Das Internet fordert tatsächliche Präsenz, Engagement und vor allem Authentizität von Marketingverantwortlichen da der Kunde immer mehr zum "Partner" wird. Unternehmen können zwar dadurch näher an immer komplexer zu "definierenden" Kunden herantreten und von dieser Beziehung profitieren (Brand Evangelists, Lead User Innovation oder Virale Kampagnen) aber dafür fordert der User auch mehr als früher.

Es liegt nicht nur an der Kultur dieses Landes, sondern auch an der starken Stellung weniger Verlage im Online Bereich. Um ihr Kerngeschäft Print zu sichern, versuchen sie auch auf ihren verkehrsträchtigen Onlineseiten sehr hohe Werbepreise aufrechtzuerhalten. So wird Onlinewerbung relativ uninteressant.

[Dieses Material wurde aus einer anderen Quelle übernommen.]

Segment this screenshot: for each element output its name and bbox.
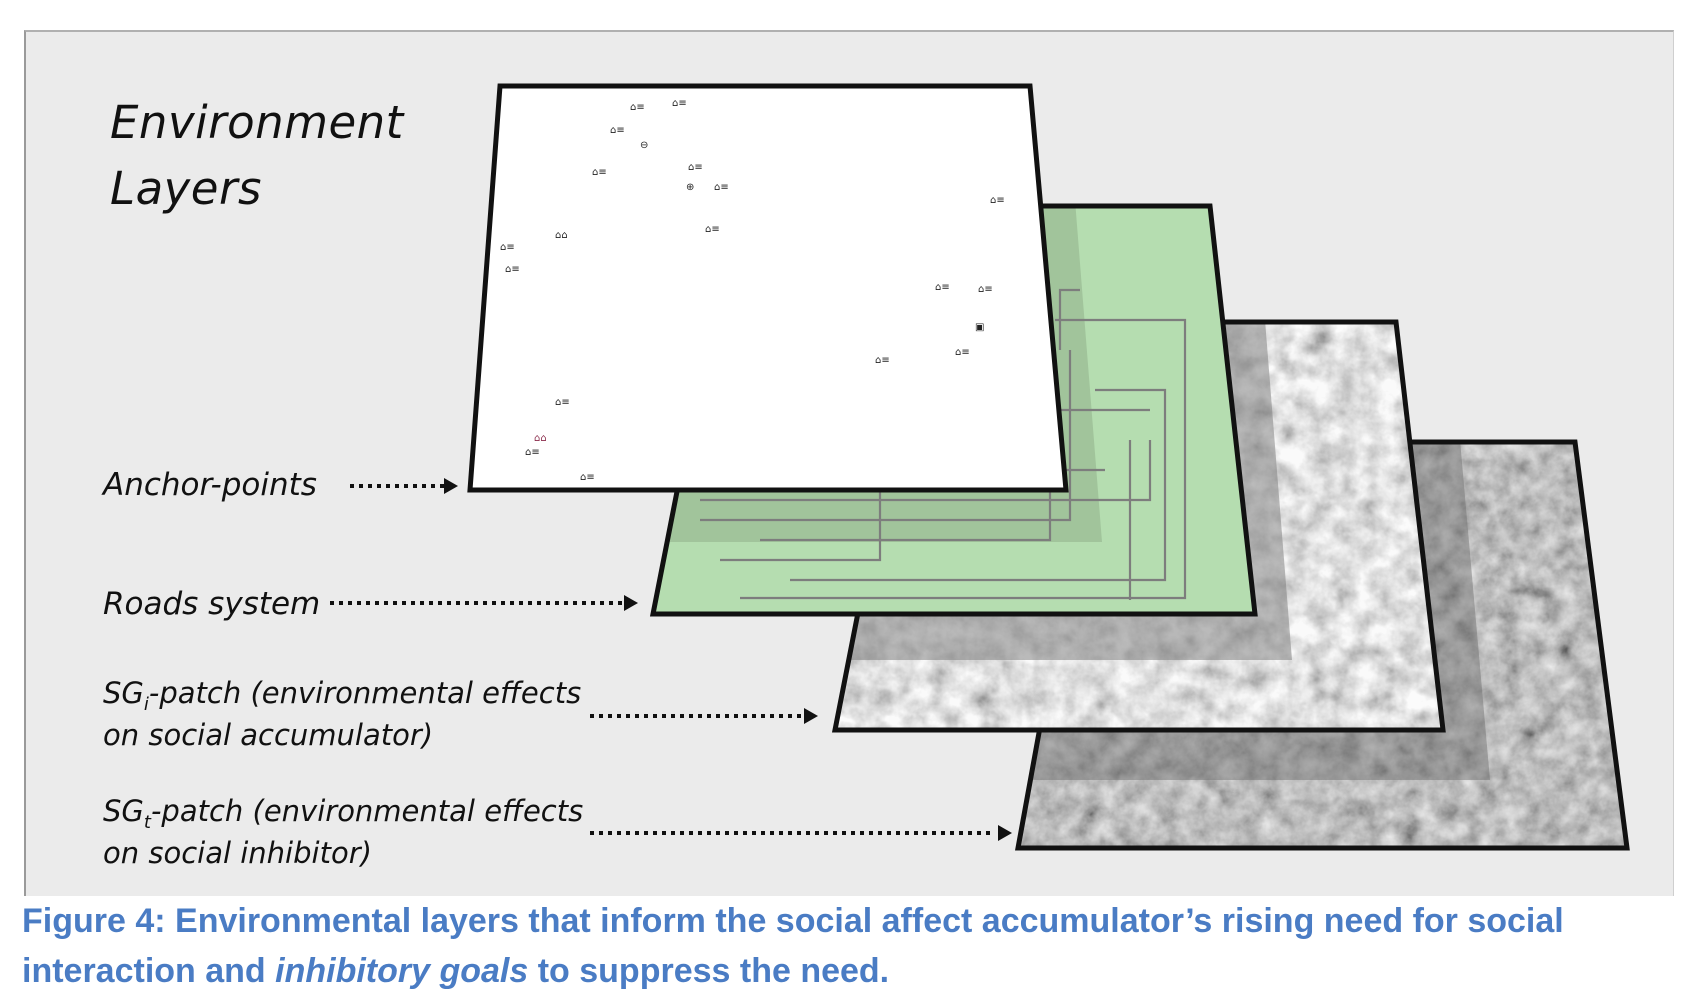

Gleichzeitig gibt es dadurch aber Chancen für unabhängige Publisher, nur müssen die natürlich noch stärker im Vertrieb werden, ein Bereich, der dem Schweizer nicht so nahe steht, wodurch wir wieder bei der Kultur sind.

Damit schliesst sich der Kreis: Schweizer verpassen nicht nur in der Web-Kultur den Anschluss, sondern auch in anderen Kulturbereichen von TV bis Musik. Die Chancen liegen nun darin, auf diese Rückständigkeiten einzugehen.

Dazu bietet Online mehr Möglichkeiten als Offline. Die Risiken liegen darin, dieselben Fehler zu machen, die man schon immer bei schlechter Werbung machen konnte und die Veränderung der Konsumenten zu ignorieren. Die Lösung liegt darin, verstehen zu lernen, warum was im Web wo wann erfolgreich wurde.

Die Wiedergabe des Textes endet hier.